You might be wondering….what an odd thing to be thankful for! Conflict? Nobody likes conflict! It’s uncomfortable. It’s revealing. And takes a lot of time to work through. Facing strife takes a lot more work than the alternative-ignoring a problem and brushing it away. However, I find myself overwhelmed time and time again by the grace God bestowed upon me by giving a mom and a dad who love me enough to enter into moments of “unrest” to actually work together and learn from one another.
Over the years this has evolved from Creagh (me) bossing my little sister Caroline while we played paper dolls, to the years when everything revolved around the gloomy & angsty tween (me again), to now with a broke grad student (you guessed it, me). Conflict can be a negative thing if it’s handled in the wrong way, but my parents have taught me to lovingly address hard things that need to be worked through with the hope that their pruning would stimulate my growth.
When I look at scripture, I see countless examples of how Jesus draws near to a person with a problem in hopes of restoration. He is persistent, and doesn’t give up on His children, even when they don’t think they need or want His help. For example, in the book of Jonah, we see how God continued to remain steadfast in pursuing his prophet. Some might say God causes conflict from the very beginning by asking Jonah to go to Nineveh (Jonah 1:1-2), and that He continues to bring about situations inviting conflict, like when He ordains a great fish to swallow him up. That seems like a pretty sticky situation, one that Jonah might even argue to be unnecessary. However, God did not decide Jonah was being a pain to deal with, and God did not give up on him. He kept up on addressing Jonah, not to pick a fight with him, but in order to bring him closer to Himself.

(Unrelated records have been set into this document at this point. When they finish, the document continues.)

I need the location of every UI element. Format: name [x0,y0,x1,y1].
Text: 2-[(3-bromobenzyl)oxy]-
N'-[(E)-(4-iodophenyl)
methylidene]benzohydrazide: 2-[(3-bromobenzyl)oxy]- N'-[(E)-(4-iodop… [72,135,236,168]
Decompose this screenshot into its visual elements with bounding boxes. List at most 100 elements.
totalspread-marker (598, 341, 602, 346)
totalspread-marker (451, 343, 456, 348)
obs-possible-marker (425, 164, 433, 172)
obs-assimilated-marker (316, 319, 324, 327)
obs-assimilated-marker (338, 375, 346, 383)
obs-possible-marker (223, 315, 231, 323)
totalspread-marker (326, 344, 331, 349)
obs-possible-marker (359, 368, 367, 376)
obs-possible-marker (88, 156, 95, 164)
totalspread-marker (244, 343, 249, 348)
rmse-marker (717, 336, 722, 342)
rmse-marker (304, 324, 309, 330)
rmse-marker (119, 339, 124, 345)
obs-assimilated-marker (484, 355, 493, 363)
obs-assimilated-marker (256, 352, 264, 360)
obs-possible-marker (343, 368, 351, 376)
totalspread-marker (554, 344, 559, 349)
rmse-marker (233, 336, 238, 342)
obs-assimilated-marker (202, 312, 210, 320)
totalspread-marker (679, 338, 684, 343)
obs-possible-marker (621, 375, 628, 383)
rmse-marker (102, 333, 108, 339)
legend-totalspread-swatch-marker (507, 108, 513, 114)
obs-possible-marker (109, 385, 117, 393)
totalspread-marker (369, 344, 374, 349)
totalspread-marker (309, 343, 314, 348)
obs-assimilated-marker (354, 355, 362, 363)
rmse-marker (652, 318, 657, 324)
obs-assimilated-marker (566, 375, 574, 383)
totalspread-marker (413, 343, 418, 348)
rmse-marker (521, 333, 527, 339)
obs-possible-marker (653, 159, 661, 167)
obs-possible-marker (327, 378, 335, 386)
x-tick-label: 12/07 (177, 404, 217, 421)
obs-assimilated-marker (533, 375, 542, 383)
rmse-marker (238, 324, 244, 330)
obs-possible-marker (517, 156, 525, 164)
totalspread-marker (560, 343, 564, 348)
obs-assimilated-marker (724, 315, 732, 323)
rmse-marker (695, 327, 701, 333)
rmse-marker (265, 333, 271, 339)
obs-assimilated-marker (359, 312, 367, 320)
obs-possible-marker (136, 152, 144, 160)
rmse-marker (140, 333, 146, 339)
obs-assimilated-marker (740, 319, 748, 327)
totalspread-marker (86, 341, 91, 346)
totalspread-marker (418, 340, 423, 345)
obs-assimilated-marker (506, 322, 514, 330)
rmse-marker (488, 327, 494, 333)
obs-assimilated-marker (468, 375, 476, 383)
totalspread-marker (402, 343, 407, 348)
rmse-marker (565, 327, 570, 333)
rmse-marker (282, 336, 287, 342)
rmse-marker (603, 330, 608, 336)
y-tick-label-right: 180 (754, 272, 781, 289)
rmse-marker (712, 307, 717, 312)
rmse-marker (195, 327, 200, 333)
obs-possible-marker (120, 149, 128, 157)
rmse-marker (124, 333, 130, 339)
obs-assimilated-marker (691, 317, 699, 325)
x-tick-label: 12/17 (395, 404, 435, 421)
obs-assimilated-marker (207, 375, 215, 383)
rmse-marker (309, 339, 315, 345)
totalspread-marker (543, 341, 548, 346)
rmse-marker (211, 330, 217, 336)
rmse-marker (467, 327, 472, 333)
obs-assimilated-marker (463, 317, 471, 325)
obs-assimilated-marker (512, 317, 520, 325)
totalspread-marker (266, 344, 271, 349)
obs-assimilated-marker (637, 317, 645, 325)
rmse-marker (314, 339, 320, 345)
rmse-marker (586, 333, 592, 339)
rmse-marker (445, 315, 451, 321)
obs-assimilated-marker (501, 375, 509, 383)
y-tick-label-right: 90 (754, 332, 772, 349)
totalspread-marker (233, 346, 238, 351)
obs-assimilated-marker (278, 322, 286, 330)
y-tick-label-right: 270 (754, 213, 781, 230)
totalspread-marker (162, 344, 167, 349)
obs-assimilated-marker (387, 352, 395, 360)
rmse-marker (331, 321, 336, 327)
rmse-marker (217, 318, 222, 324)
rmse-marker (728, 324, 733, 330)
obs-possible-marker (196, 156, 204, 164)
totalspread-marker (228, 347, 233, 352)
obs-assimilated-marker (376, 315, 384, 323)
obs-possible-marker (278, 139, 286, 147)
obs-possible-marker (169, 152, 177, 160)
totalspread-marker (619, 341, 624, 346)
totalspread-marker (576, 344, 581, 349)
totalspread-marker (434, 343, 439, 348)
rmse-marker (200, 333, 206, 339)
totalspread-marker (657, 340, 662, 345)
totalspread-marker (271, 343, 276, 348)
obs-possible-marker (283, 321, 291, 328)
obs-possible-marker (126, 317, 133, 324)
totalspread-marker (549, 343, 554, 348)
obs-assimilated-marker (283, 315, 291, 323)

This is what my parents have so beautifully modeled for me. Through hard conversations (full of time, effort, and exposing sin) they have modeled a love that runs so deep that they desire to bring me closer to my Father in heaven. I am grateful for patient parents who cared enough to stay up all night, if needed, to work through whatever the controversy was, to get to the other side and “not let the sun go down on (our) anger” (Ephesians 4:26).
Mom and Dad, thanks for embracing the varying conflicts over the years, especially after a long day when it would’ve been a lot easier to climb in bed as if nothing was wrong. It has showcased how much you care for me as you bring me to the feet of my Heavenly Father. It is nothing but grace that you are mine.